Diethyl N- [4- [N-[-[(2,4-diaminopuro [2,3-d] pyrimidin-5yl) methyl] thio-methyllinium] benzoyl] -L-gluta Mic Acid Synthesis [I]

0.174 g (0.336 mmol) of the above-mentioned [I] ester compound is added to 2 ml of DmF, followed by 3 ml of acetic acid, and then slowly added an excess of 0.5 g of CH ₃ I (methyladioxide). Then, 0.108 g (0.00052 mole) of AgClO4 is reacted for about 6 hours at 80 ° C, concentrated under reduced pressure, and cooled. The resulting crystals are collected, washed with alcohol and washed again with ether. And it dried and obtained 0.09g of produced compounds.

Yield 58.1%, Rf . 0.46

¹ H-NMR (DMSO-d6) δ : 1.2 (m, 6H, CH 2 CH 3), 1.9-2.0 (m, 2H, Glu β -CH 2), 2.32 (t, 2H, Glu γ -CH 2), 2.75 (s, 3H, CH3) 4.0- 4.2 (m, 4H, 8- CH ₂ CH3) , 4.42 (m, 1H, Glu α -CH), 4.7 (s, 2H, 8-CH2), 6.1 (s, 2H, 4- NH2), 6,36 (d, 2H, 2-NH2), 6.96 (d, 2H, 3 '-, 5'-CH), 7.1 (s, 1H, 6-CH), 7.72 (d, 2H, 2 ', 6'-CH), 8.5 (d, 1H, CONH)

1) Antitumor Activity Test

Antitumor activity against the compounds of the formulas (1-), (1-2), (1-3) and (1-4) according to the present invention was evaluated as an increase in survival. 1 * 10 leukemia p388 cells are injected intraperitoneally with BDF1, a mouse. Each group consists of six birds. The next day, the four compounds were each suspended in 80 solutions of 0.2% physiological saline and then intraperitoneally administered to determine the number of days of survival. The results are shown in Table 1 below. The percent increase in survival is calculated by the following equation.

% Increase in survival = D / D ₀ X 100

D: mean survival time in days without treatment

D: mean survival time (days) of treatment group

2) Acute Toxicity Test

A male toxicity of ddy strain (weight 25) was used for acute toxicity testing of the compounds of the formulas (1-1), (1-2), (1-3) and (1-4) according to the present invention. .

Each of the four compounds was suspended in 80% solution of 0.2% physiological saline and administered intraperitoneally to live mice.

LD values were measured by an up and down method, and the results are shown in Table 2 below.

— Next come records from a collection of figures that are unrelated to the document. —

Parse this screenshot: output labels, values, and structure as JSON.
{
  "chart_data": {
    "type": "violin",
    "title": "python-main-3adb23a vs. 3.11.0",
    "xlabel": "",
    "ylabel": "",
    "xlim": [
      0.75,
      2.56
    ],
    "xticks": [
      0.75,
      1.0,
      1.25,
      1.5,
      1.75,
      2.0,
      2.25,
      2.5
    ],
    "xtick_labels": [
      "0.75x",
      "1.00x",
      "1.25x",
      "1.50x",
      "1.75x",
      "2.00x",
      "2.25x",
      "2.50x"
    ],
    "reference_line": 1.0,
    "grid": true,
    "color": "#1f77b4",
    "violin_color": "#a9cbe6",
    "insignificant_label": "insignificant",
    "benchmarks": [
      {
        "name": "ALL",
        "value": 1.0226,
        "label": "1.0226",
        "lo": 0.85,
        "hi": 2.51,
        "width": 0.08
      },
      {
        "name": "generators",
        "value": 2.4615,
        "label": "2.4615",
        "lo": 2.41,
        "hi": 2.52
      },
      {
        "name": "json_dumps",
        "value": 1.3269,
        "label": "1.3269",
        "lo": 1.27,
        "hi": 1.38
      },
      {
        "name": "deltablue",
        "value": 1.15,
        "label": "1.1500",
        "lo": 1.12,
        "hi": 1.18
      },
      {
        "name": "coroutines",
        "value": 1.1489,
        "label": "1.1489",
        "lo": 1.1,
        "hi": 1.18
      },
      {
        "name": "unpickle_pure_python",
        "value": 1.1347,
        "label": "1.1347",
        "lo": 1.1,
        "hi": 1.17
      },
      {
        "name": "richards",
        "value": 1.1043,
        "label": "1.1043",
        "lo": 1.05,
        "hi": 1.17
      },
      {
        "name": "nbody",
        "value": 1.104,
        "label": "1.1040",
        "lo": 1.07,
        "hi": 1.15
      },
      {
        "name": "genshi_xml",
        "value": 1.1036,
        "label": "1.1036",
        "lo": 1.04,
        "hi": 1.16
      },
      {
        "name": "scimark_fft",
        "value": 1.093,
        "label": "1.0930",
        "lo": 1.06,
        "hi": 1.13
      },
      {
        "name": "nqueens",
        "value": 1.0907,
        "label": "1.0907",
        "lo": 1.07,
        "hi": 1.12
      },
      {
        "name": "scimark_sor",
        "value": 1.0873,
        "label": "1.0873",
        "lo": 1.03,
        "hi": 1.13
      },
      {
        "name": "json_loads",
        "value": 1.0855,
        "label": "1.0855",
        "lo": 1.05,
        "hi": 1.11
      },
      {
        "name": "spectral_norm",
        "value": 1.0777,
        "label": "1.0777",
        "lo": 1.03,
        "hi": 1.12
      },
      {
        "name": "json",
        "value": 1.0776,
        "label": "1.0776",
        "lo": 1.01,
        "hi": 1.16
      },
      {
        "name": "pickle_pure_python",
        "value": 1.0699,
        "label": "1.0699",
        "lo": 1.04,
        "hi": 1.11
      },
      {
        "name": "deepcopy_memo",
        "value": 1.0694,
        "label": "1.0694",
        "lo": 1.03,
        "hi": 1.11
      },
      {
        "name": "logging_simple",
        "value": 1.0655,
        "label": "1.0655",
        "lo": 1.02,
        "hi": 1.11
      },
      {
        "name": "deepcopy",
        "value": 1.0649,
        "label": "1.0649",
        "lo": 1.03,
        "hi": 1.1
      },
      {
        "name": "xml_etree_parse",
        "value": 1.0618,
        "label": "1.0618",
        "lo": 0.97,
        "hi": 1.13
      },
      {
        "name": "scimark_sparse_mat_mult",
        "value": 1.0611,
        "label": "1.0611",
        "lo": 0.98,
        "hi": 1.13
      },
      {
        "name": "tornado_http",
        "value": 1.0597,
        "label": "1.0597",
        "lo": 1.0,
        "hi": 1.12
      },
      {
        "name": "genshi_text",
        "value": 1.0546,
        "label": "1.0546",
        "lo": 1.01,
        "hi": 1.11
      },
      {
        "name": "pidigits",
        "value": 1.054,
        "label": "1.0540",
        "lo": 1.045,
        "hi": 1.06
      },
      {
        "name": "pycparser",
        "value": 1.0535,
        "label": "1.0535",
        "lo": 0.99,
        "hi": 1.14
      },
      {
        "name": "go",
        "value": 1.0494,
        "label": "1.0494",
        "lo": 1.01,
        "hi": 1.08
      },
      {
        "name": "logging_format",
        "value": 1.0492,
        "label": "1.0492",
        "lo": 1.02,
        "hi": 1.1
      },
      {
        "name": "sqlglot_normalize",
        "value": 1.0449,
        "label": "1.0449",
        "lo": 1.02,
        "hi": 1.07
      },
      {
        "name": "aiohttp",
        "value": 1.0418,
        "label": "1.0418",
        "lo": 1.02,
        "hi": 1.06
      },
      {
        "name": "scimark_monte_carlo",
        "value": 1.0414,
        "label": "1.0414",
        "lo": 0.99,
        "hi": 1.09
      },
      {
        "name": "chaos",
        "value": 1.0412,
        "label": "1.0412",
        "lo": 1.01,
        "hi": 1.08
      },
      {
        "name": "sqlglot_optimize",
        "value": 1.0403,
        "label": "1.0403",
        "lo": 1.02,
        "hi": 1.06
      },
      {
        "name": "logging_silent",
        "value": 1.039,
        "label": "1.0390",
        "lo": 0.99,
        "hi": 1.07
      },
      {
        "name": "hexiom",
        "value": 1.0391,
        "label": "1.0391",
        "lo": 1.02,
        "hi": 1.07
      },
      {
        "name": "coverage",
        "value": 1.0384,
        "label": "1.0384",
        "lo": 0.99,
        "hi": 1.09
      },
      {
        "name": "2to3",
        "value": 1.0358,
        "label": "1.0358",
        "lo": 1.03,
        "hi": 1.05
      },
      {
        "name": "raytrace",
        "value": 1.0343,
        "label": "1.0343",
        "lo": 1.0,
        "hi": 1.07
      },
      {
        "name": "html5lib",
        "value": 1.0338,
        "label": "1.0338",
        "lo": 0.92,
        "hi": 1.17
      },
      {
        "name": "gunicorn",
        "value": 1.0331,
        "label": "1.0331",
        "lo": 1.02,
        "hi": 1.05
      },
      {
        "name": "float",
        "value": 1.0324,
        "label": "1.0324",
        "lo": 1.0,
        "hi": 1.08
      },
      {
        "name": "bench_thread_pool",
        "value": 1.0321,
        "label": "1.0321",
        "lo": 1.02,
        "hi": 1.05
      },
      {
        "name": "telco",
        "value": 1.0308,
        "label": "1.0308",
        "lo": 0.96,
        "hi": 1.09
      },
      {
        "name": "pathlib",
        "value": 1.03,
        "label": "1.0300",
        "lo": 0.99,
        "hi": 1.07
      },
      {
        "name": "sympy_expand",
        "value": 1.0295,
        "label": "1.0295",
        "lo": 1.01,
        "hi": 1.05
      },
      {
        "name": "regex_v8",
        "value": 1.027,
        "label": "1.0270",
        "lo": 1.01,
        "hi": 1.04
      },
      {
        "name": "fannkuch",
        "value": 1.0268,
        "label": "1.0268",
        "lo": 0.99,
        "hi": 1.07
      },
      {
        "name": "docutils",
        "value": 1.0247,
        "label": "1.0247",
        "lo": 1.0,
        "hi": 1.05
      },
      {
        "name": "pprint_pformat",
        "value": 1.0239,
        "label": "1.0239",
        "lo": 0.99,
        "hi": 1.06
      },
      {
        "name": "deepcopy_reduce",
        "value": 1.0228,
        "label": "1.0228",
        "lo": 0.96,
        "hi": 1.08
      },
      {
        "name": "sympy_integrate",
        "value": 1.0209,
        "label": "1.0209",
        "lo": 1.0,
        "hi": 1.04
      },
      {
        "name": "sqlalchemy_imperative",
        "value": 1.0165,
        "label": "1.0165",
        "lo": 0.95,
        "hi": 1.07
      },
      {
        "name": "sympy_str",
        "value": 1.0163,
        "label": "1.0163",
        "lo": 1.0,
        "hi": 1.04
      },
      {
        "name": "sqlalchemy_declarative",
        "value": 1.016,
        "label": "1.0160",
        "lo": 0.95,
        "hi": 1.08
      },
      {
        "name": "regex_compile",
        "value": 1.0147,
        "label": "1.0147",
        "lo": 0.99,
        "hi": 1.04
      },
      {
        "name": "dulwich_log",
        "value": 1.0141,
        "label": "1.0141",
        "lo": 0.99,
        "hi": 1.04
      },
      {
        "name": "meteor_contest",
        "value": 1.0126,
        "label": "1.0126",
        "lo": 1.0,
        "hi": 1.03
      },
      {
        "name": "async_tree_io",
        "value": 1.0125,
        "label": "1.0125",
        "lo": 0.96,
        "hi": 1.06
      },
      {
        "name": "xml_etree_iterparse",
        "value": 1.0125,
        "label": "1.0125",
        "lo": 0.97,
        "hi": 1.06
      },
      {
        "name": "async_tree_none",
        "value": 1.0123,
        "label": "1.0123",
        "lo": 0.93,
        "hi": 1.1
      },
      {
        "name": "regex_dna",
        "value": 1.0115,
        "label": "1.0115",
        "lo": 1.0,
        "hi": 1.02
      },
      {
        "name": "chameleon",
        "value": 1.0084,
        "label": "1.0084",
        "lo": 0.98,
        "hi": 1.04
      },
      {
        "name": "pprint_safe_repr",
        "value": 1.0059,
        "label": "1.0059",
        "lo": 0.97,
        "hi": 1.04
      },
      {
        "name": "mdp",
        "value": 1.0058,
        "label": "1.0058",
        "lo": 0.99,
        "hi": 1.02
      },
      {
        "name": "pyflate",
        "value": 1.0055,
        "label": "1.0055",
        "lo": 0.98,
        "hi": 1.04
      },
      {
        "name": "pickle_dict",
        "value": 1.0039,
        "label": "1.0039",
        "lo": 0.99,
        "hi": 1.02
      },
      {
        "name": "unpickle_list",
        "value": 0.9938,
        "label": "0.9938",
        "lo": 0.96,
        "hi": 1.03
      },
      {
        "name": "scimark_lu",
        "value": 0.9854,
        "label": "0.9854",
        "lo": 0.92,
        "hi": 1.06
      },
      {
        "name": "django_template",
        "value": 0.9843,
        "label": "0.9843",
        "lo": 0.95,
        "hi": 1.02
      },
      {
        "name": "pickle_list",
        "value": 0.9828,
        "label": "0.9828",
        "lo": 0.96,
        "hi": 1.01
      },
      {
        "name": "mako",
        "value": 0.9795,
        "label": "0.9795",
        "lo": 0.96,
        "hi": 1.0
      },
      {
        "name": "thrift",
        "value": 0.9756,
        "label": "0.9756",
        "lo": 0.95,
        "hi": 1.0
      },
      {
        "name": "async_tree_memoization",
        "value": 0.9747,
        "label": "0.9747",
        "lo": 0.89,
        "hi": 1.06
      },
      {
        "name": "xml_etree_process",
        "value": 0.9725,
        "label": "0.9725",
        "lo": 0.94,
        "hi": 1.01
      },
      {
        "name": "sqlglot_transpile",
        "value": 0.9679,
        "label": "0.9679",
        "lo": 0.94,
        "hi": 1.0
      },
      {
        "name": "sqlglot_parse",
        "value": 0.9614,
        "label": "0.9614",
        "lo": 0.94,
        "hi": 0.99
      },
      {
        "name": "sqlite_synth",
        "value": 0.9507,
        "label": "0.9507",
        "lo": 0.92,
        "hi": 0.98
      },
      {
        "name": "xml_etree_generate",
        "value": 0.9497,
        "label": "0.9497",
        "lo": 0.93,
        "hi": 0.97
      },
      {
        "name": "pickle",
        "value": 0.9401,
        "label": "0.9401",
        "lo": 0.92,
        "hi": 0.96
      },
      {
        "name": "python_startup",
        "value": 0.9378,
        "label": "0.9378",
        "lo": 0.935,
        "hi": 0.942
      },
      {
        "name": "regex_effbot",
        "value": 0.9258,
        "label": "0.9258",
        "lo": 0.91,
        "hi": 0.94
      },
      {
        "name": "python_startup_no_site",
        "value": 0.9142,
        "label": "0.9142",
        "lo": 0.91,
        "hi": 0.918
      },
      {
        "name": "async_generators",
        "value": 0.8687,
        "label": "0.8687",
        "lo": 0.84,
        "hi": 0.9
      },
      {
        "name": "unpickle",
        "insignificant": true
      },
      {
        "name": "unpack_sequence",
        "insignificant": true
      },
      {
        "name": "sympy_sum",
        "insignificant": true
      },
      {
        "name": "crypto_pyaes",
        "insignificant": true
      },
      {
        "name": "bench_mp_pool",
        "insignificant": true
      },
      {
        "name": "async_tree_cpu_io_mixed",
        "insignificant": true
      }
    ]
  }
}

The preparation example of the compound of this invention is demonstrated.

Formulation Example]

4 mg of compound (I-1)

Lactose 43mg

Cornstarch 50mg

Crystalline 50mg

Hydroxypropyl Cellulose 15mg

Talc 2mg

Magnesium Stearate 2mg

Ethyl Cellulose 30mg

Fatty Acid Glycer Ester 2mg

Titanium Dioxide 2mg

200 mg per tablet

In addition, it may be formulated in the form of granules, fine granules, capsules, injections, suppositories, and the like.

.

Claims (7)

Amino Pteridine Derivative Compounds of Formula (I) Wherein R is hydrogen or methyl and R 1 and R 2 are each hydrogen, Na, methyl ethyl or isofurophyll. In the case of claim 1, when R = H, CH3, -Et, -CH2CH2CH3 And R 1 and R 2 are hydrogen, methyl, ethyl, Na (sodium), protopill, or isopropyl, respectively. Sendaimer reaction of paraaminobenzoic acid (1) followed by reduction, followed by the action of 2,4-diamino-5-chloromethylfuro [2,3-d] pyrimidine to synthesize a derivative of phthalic acid. To prepare an aminoputidinethiobenzoic acid derivative compound by reacting with diethyl parathionyl-L-gulutamate using DCC method or dicyano phosphinocyanodate Compound (5) or (6) was synthesized by the action of 2,4-diamino-5-chloromethylpuro [2,3-d] pyrimidine and acidified using AgClO ₄ in the structural formula of each compound [I]. Method for preparing MTX derivative compound in carboxylic acid form or ester form to form = S-CH ₃ in solution Diethyl N- [4- [N-[-[(2,4-diaminopuro [2,3-d] pyrimidin-5yl) methyl] thio (S) -methyl] benzoyl] -L-gl A process for preparing a structural formula (amino puteridine thio-methyl benzoic acid derivative compound of I0 by reacting rutamic acid diethyl ester with formdiamine salt or acet amidine salt in the presence of alkali Use as an injection or oral administration for the purpose of treating anticancer drugs, antimalarial drugs, other skin disease treatments, contraceptives, etc. in the use of the above [I] chemical structural formula The paraaminobenzoic acid was subjected to sandmeier reaction, followed by reduction of sulfide with sodium borohydride, to which compound (2) was added to prepare a compound of formula (4), followed by reaction of an ester compound of glutamic acid. A method for producing the aminoputeridine methylthiobenzoic acid derivative compound of the structural formula [I].